Q: Find all fixed points of the equation, linearize the equation, substitute the origin point $(0, 0)$ into it and solve the linear version of Volterra-Lotka model.
The system looks like this (where $a,b,c,g,y,x_{0}$ are constants): \begin{align} \frac{dx}{dt}&=ax-gx^2-by\left(x-x_0\right)\\ \frac{dy}{dt}&=-cy+dy\left(x-x_0\right) \end{align}
My take:
Critical point: $$ \begin{pmatrix}0\\ 0\end{pmatrix} $$
Jacobian Matrix: $$ \begin{pmatrix}a&bx_0\\ 0&-c-dx_0\end{pmatrix} $$
$$ P(\lambda) = -(a-\lambda)(c+dx_0 + \lambda) =0 \implies \begin{cases} \lambda_1 = a \\ \lambda_2 = -c-dx_0 \end{cases} $$
I get two matrices:
For V1: $$ \begin{pmatrix}0&bx_0\\ 0&-c-dx_0-a\end{pmatrix} $$ For V2: $$ \begin{pmatrix}a+c+dx_{0}&bx_{0}\\ \:\:0&0\end{pmatrix} $$
Eigenvector 1 : $$ \begin{pmatrix}1\\ 0\end{pmatrix} $$ Eigenvector 2 : $$ \begin{pmatrix}-bx_0\\ a+c+dx_0\end{pmatrix} $$
So the solution is : $$ C_1\cdot e^{at}\begin{pmatrix}0\\ 1\end{pmatrix}\:+\:C_2\cdot e^{-t\left(c+dx_0\right)}\cdot \begin{pmatrix}-bx_0\\ a+c+dx_0\end{pmatrix} $$
I don't think that that's the solution - maybe I have an error with Eigenvector 2 ? We didn't really went over this material so I'm having a hard time.

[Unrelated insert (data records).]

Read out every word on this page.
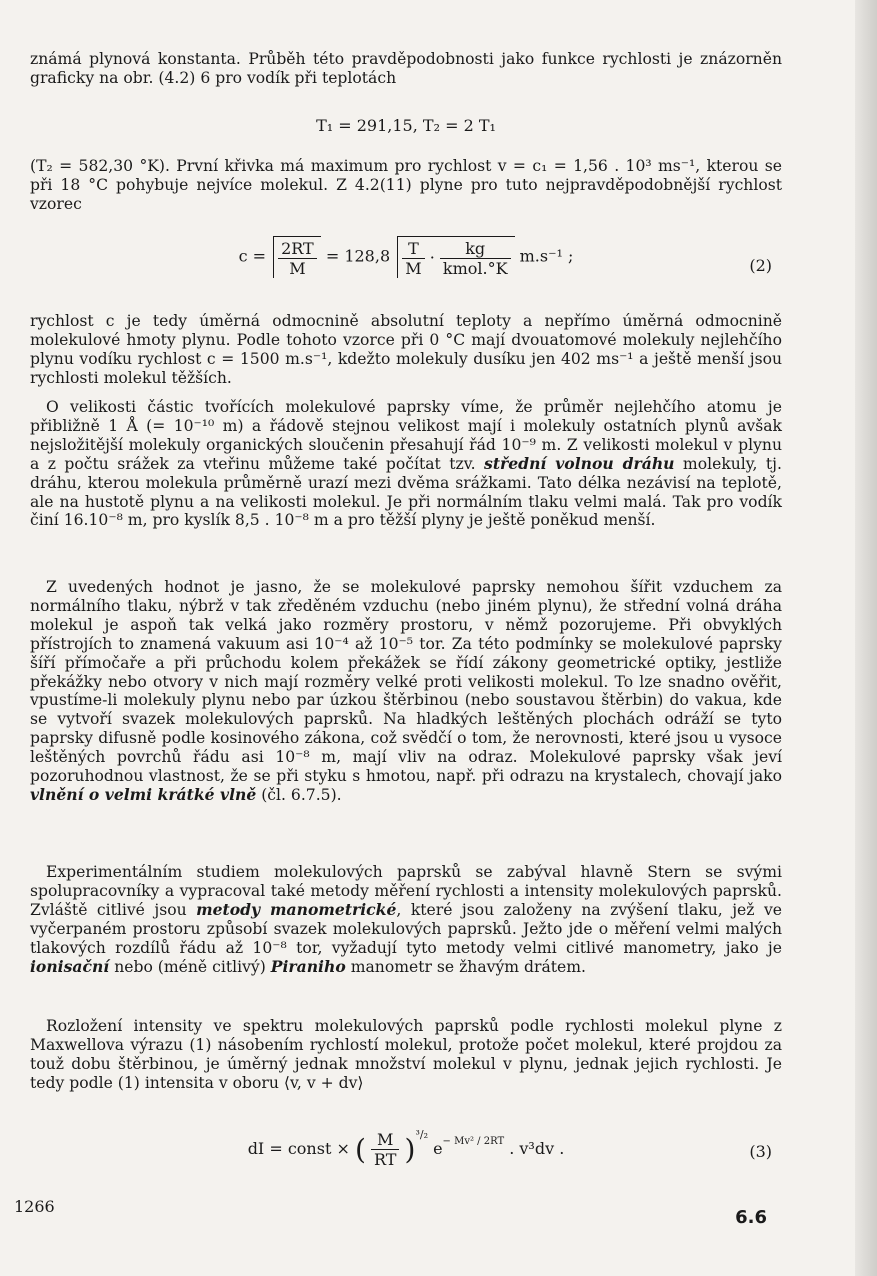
známá plynová konstanta. Průběh této pravděpodobnosti jako funkce rychlosti je znázorněn graficky na obr. (4.2) 6 pro vodík při teplotách

T₁ = 291,15, T₂ = 2 T₁

(T₂ = 582,30 °K). První křivka má maximum pro rychlost v = c₁ = 1,56 . 10³ ms⁻¹, kterou se při 18 °C pohybuje nejvíce molekul. Z 4.2(11) plyne pro tuto nejpravděpodobnější rychlost vzorec

$c = \frac{2RT}{M} = 128,8 \frac{T}{M} \cdot \frac{kg}{\text{kmol.°K}} m.s^{-1}$ ;	(2)

rychlost c je tedy úměrná odmocnině absolutní teploty a nepřímo úměrná odmocnině molekulové hmoty plynu. Podle tohoto vzorce při 0 °C mají dvouatomové molekuly nejlehčího plynu vodíku rychlost c = 1500 m.s⁻¹, kdežto molekuly dusíku jen 402 ms⁻¹ a ještě menší jsou rychlosti molekul těžších.

O velikosti částic tvořících molekulové paprsky víme, že průměr nejlehčího atomu je přibližně 1 Å (= 10⁻¹⁰ m) a řádově stejnou velikost mají i molekuly ostatních plynů avšak nejsložitější molekuly organických sloučenin přesahují řád 10⁻⁹ m. Z velikosti molekul v plynu a z počtu srážek za vteřinu můžeme také počítat tzv. střední volnou dráhu molekuly, tj. dráhu, kterou molekula průměrně urazí mezi dvěma srážkami. Tato délka nezávisí na teplotě, ale na hustotě plynu a na velikosti molekul. Je při normálním tlaku velmi malá. Tak pro vodík činí 16.10⁻⁸ m, pro kyslík 8,5 . 10⁻⁸ m a pro těžší plyny je ještě poněkud menší.

Z uvedených hodnot je jasno, že se molekulové paprsky nemohou šířit vzduchem za normálního tlaku, nýbrž v tak zředěném vzduchu (nebo jiném plynu), že střední volná dráha molekul je aspoň tak velká jako rozměry prostoru, v němž pozorujeme. Při obvyklých přístrojích to znamená vakuum asi 10⁻⁴ až 10⁻⁵ tor. Za této podmínky se molekulové paprsky šíří přímočaře a při průchodu kolem překážek se řídí zákony geometrické optiky, jestliže překážky nebo otvory v nich mají rozměry velké proti velikosti molekul. To lze snadno ověřit, vpustíme-li molekuly plynu nebo par úzkou štěrbinou (nebo soustavou štěrbin) do vakua, kde se vytvoří svazek molekulových paprsků. Na hladkých leštěných plochách odráží se tyto paprsky difusně podle kosinového zákona, což svědčí o tom, že nerovnosti, které jsou u vysoce leštěných povrchů řádu asi 10⁻⁸ m, mají vliv na odraz. Molekulové paprsky však jeví pozoruhodnou vlastnost, že se při styku s hmotou, např. při odrazu na krystalech, chovají jako vlnění o velmi krátké vlně (čl. 6.7.5).

Experimentálním studiem molekulových paprsků se zabýval hlavně Stern se svými spolupracovníky a vypracoval také metody měření rychlosti a intensity molekulových paprsků. Zvláště citlivé jsou metody manometrické, které jsou založeny na zvýšení tlaku, jež ve vyčerpaném prostoru způsobí svazek molekulových paprsků. Ježto jde o měření velmi malých tlakových rozdílů řádu až 10⁻⁸ tor, vyžadují tyto metody velmi citlivé manometry, jako je ionisační nebo (méně citlivý) Piraniho manometr se žhavým drátem.

Rozložení intensity ve spektru molekulových paprsků podle rychlosti molekul plyne z Maxwellova výrazu (1) násobením rychlostí molekul, protože počet molekul, které projdou za touž dobu štěrbinou, je úměrný jednak množství molekul v plynu, jednak jejich rychlosti. Je tedy podle (1) intensita v oboru ⟨v, v + dv⟩

dI = const × ( $\frac{M}{RT} )^{^3/_2}$ $e^{- Mv^2 / 2RT}$ . v³dv .	(3)
1266
6.6
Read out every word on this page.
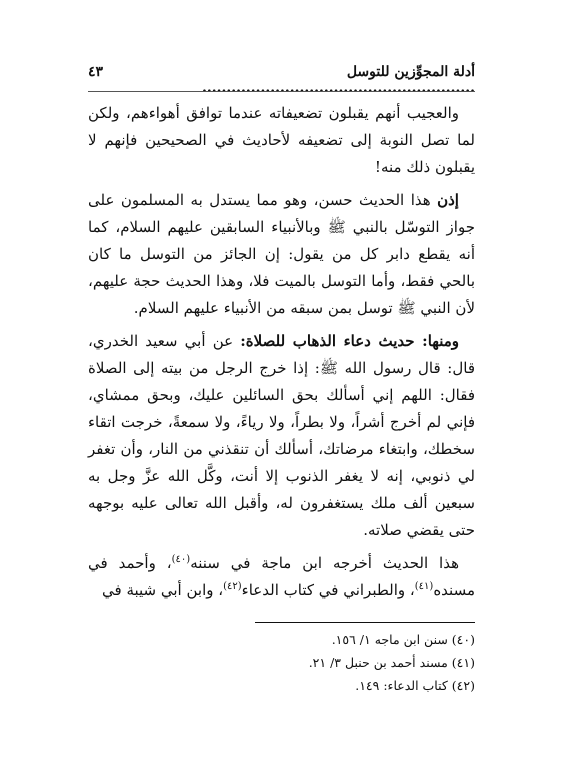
أدلة المجوِّزين للتوسل ........................................................
٤٣

والعجيب أنهم يقبلون تضعيفاته عندما توافق أهواءهم، ولكن لما تصل النوبة إلى تضعيفه لأحاديث في الصحيحين فإنهم لا يقبلون ذلك منه!

إذن هذا الحديث حسن، وهو مما يستدل به المسلمون على جواز التوسّل بالنبي ﷺ وبالأنبياء السابقين عليهم السلام، كما أنه يقطع دابر كل من يقول: إن الجائز من التوسل ما كان بالحي فقط، وأما التوسل بالميت فلا، وهذا الحديث حجة عليهم، لأن النبي ﷺ توسل بمن سبقه من الأنبياء عليهم السلام.

ومنها: حديث دعاء الذهاب للصلاة: عن أبي سعيد الخدري، قال: قال رسول الله ﷺ: إذا خرج الرجل من بيته إلى الصلاة فقال: اللهم إني أسألك بحق السائلين عليك، وبحق ممشاي، فإني لم أخرج أشراً، ولا بطراً، ولا رياءً، ولا سمعةً، خرجت اتقاء سخطك، وابتغاء مرضاتك، أسألك أن تنقذني من النار، وأن تغفر لي ذنوبي، إنه لا يغفر الذنوب إلا أنت، وكَّل الله عزَّ وجل به سبعين ألف ملك يستغفرون له، وأقبل الله تعالى عليه بوجهه حتى يقضي صلاته.

هذا الحديث أخرجه ابن ماجة في سننه$^{(٤٠)}$، وأحمد في مسنده$^{(٤١)}$، والطبراني في كتاب الدعاء$^{(٤٢)}$، وابن أبي شيبة في

(٤٠) سنن ابن ماجه ١/ ١٥٦.

(٤١) مسند أحمد بن حنبل ٣/ ٢١.

(٤٢) كتاب الدعاء: ١٤٩.
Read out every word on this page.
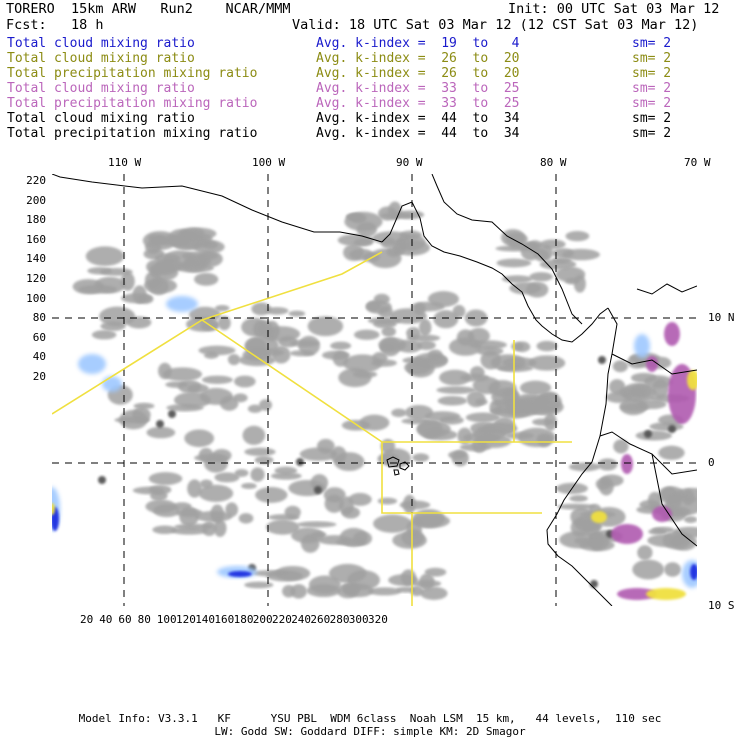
TORERO  15km ARW   Run2    NCAR/MMM	Init: 00 UTC Sat 03 Mar 12
Fcst:   18 h	Valid: 18 UTC Sat 03 Mar 12 (12 CST Sat 03 Mar 12)
Total cloud mixing ratio	Avg. k-index =  19  to   4	sm= 2
Total cloud mixing ratio	Avg. k-index =  26  to  20	sm= 2
Total precipitation mixing ratio	Avg. k-index =  26  to  20	sm= 2
Total cloud mixing ratio	Avg. k-index =  33  to  25	sm= 2
Total precipitation mixing ratio	Avg. k-index =  33  to  25	sm= 2
Total cloud mixing ratio	Avg. k-index =  44  to  34	sm= 2
Total precipitation mixing ratio	Avg. k-index =  44  to  34	sm= 2
20 40 60 80 100 120 140 160 180 200 220 240 260 280 300 320
220
200
180
160
140
120
100
80
60
40
20
110 W	100 W	90 W	80 W	70 W
10 N
0
10 S
Model Info: V3.3.1   KF      YSU PBL  WDM 6class  Noah LSM  15 km,   44 levels,  110 sec
LW: Godd SW: Goddard DIFF: simple KM: 2D Smagor
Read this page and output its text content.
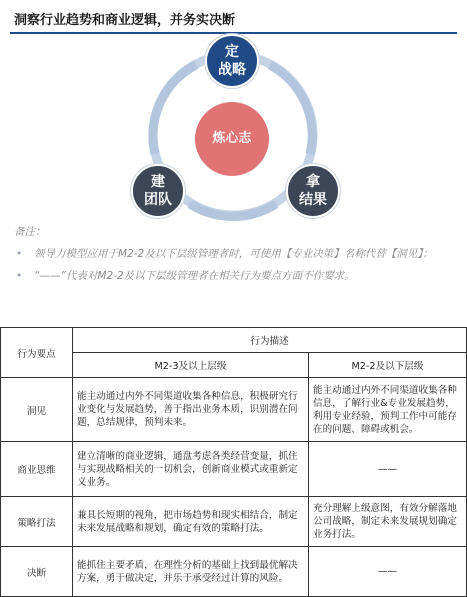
洞察行业趋势和商业逻辑，并务实决断
定
战略
炼心志
建
团队
拿
结果
备注：
• 领导力模型应用于M2-2及以下层级管理者时，可使用【专业决策】名称代替【洞见】；
• “——”代表对M2-2及以下层级管理者在相关行为要点方面不作要求。
行为要点	行为描述	
	M2-3及以上层级	M2-2及以下层级
洞见	能主动通过内外不同渠道收集各种信息，积极研究行业变化与发展趋势，善于指出业务本质，识别潜在问题，总结规律，预判未来。	能主动通过内外不同渠道收集各种信息，了解行业&专业发展趋势，利用专业经验，预判工作中可能存在的问题、障碍或机会。
商业思维	建立清晰的商业逻辑，通盘考虑各类经营变量，抓住与实现战略相关的一切机会，创新商业模式或重新定义业务。	——
策略打法	兼具长短期的视角，把市场趋势和现实相结合，制定未来发展战略和规划，确定有效的策略打法。	充分理解上级意图，有效分解落地公司战略，制定未来发展规划确定业务打法。
决断	能抓住主要矛盾，在理性分析的基础上找到最优解决方案，勇于做决定，并乐于承受经过计算的风险。	——
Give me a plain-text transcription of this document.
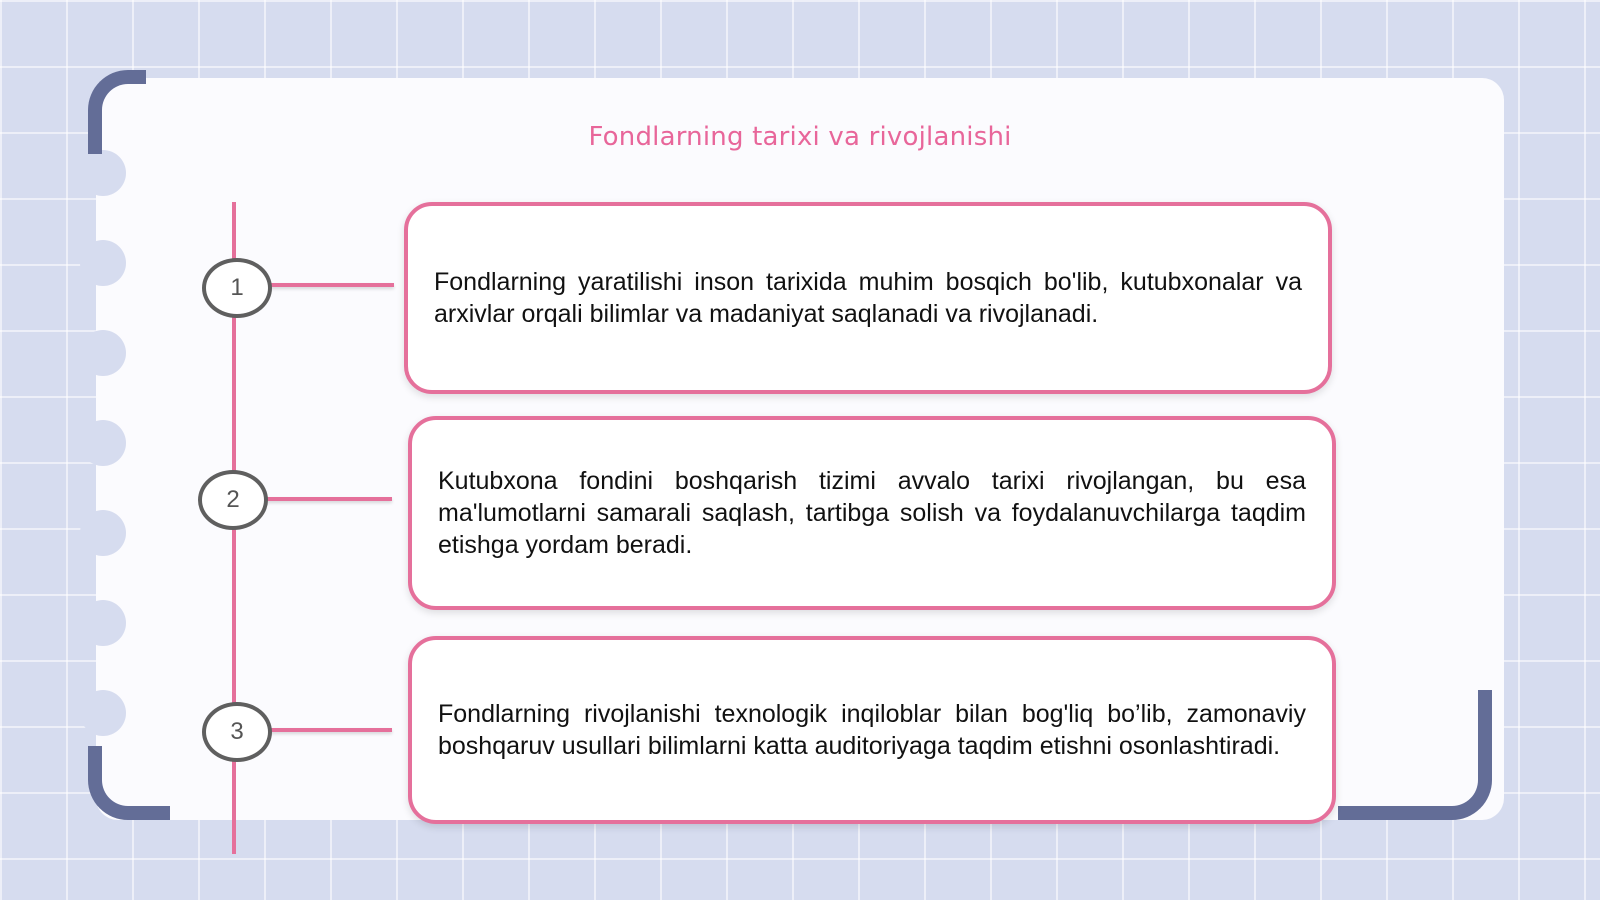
Fondlarning tarixi va rivojlanishi
1
2
3

Fondlarning yaratilishi inson tarixida muhim bosqich bo'lib, kutubxonalar va arxivlar orqali bilimlar va madaniyat saqlanadi va rivojlanadi.

Kutubxona fondini boshqarish tizimi avvalo tarixi rivojlangan, bu esa ma'lumotlarni samarali saqlash, tartibga solish va foydalanuvchilarga taqdim etishga yordam beradi.

Fondlarning rivojlanishi texnologik inqiloblar bilan bog'liq bo’lib, zamonaviy boshqaruv usullari bilimlarni katta auditoriyaga taqdim etishni osonlashtiradi.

I made a few edits to your question for things that looked like typos, because they didn't show up in your final answer. In particular, you had $$\begin{pmatrix}-\color{red}{3}x_0\\ a+c+dx_0\end{pmatrix}$$ instead of $$\begin{pmatrix}-\color{red}{b}x_0\\ a+c+dx_0\end{pmatrix}$$ and you had $$\begin{pmatrix}a+c+d\color{red}{g}&b\:\color{red}{g}\\ \:\:0&0\end{pmatrix}$$ instead of $$\begin{pmatrix}a+c+d\color{red}{x_{0}}&b\color{red}{x_{0}}\\ \:\:0&0\end{pmatrix}.$$
There's also a typo in your final answer, in particular you flipped your first eigenvector, so it should be $$\begin{pmatrix}x\\y\end{pmatrix} = C_1e^{at}\color{red}{\begin{pmatrix}1\\ 0\end{pmatrix}}+C_2 e^{-t\left(c+dx_0\right)}\begin{pmatrix}-bx_0\\ a+c+dx_0\end{pmatrix}.$$
This is indeed the correct answer, and you can verify that it satisfies your linearized system of ODEs: \begin{align} \frac{dx}{dt} &= ax + bx_{0}y\\ \frac{dy}{dt} &= -(c+dx_{0})y. \end{align}
Differentiating your solution \begin{align} \frac{dx}{dt} &=C_{1}ae^{at} + C_{2}bx_{0}(c+dx_{0})e^{-(c+dx_{0})t}\\ &= C_{1}ae^{at} + C_{2}bx_{0}(c+dx_{0})e^{-(c+dx_{0})t} + C_{2}bx_{0}ae^{-(c+dx_{0})t} - C_{2}bx_{0}ae^{-(c+dx_{0})t}\\ &=a\left(C_{1}e^{at} - C_{2}bx_{0}e^{-(c+dx_{0})t}\right) + bx_{0}C_{2}(a + c + dx_{0})e^{-(c+dx_{0})t}\\ &=ax + bx_{0}y\\ \frac{dy}{dt} &= -(c+dx_{0})C_{2}(a+c+dx_{0})e^{-(c+dx_{0})t}\\ &=-(c+dx_{0})y. \end{align}